The Enterprise, White Salmon, WA., September 6, 2001, page 8
HATCHERY CELEBRATES 100 YEARS
On Sept. 8, 2001, the Spring Creek National Fish Hatchery
will formally celebrate its 100-year anniversary.
The hatchery staff and the Centennial Committee invites
the public to be a guest at the ceremony.
The event will include all day educational activities,
formal ceremony beginning at 10:30, viewing of adult Tule fall chinook salmon,
hatchery tours, tribal cultural demonstrations, Migration Golf miniature
golf course, storytelling and much more.
In addition, the U.S. Postal Service will be on site
with a special postmark created just for the centennial.

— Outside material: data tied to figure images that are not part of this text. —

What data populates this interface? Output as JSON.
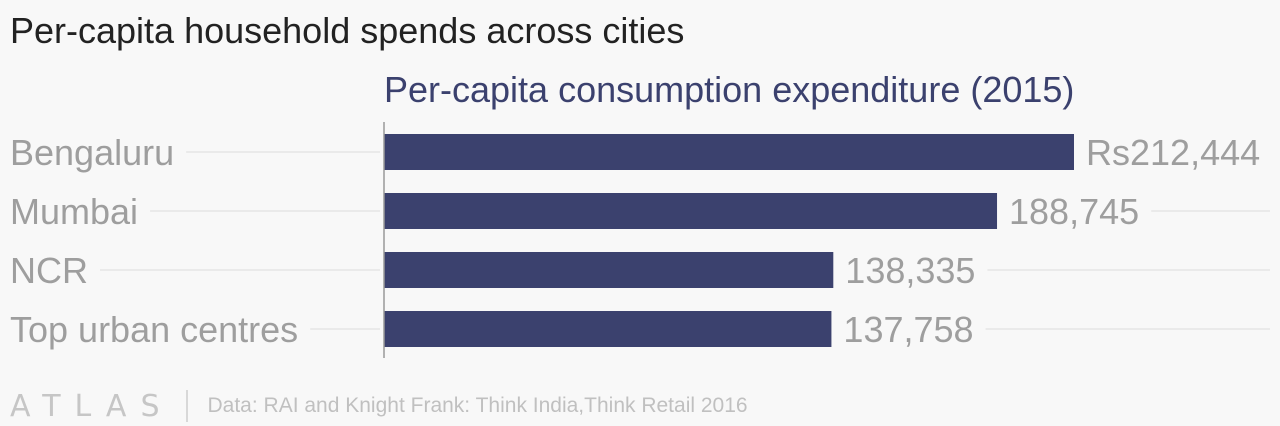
{
  "title": "Per-capita household spends across cities",
  "footer": {
    "brand": "ATLAS",
    "source": "Data: RAI and Knight Frank: Think India,Think Retail 2016"
  },
  "colors": {
    "bar": "#3b416e",
    "label": "#9e9e9e",
    "subtitle": "#3b416e",
    "title": "#222222",
    "gridline": "#e6e6e6",
    "axis": "#999999"
  },
  "chart_data": {
    "type": "bar",
    "orientation": "horizontal",
    "subtitle": "Per-capita consumption expenditure (2015)",
    "categories": [
      "Bengaluru",
      "Mumbai",
      "NCR",
      "Top urban centres"
    ],
    "values": [
      212444,
      188745,
      138335,
      137758
    ],
    "value_labels": [
      "Rs212,444",
      "188,745",
      "138,335",
      "137,758"
    ],
    "xlim": [
      0,
      212444
    ]
  }
}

From 10 a.m. to
1 p.m. one can send mail directly from the hatchery that will bear the official
Spring Creek postmark.
Stamps will be available for purchase at the
hatchery.
The Spring Creek National Fish Hatchery, located near
Underwood, started in 1901 as an egg-hatching substation of the Little White
Salmon National Fish Hatchery.
The hatchery originally was established to compensate
for the demise of the commercial salmon fishery from overharvesting in the
19th Century.
Later, the hatchery's role grew as salmon mitigation
was need for Bonneville Dam, which was constructed in the late 1930s. Added
responsibilities came in the 1950s and 1960s, when the hatchery became a
key component of meeting the U.S. government's trust responsibility to provide
salmon for Columbia River tribes.
Finally, in the 1970s, the hatchery was further enhanced
and expanded to mitigate for native salmon lost due to the construction of
the John Day Dam.
Indigenous Tule fall chinook salmon have been raised
at the hatchery throughout its history. This is a very important stock to
the tribal, commercial and sport fishery in the Columbia Basin and Pacific
Ocean.
Through the 100 years of production at Spring Creek,
over 1.8 billion eggs have been collected and more than 1 billion fish have
been released to contribute to these important fisheries.
The future promises an exciting new restoration role
for the hatchery. The indigenous Tule fall chinook salmon have been raised
at the hatchery without any major intrusions from outside stocks and could
provide an excellent stock for an upriver restoration program on the White
salmon River if Condit Dam is removed in the future.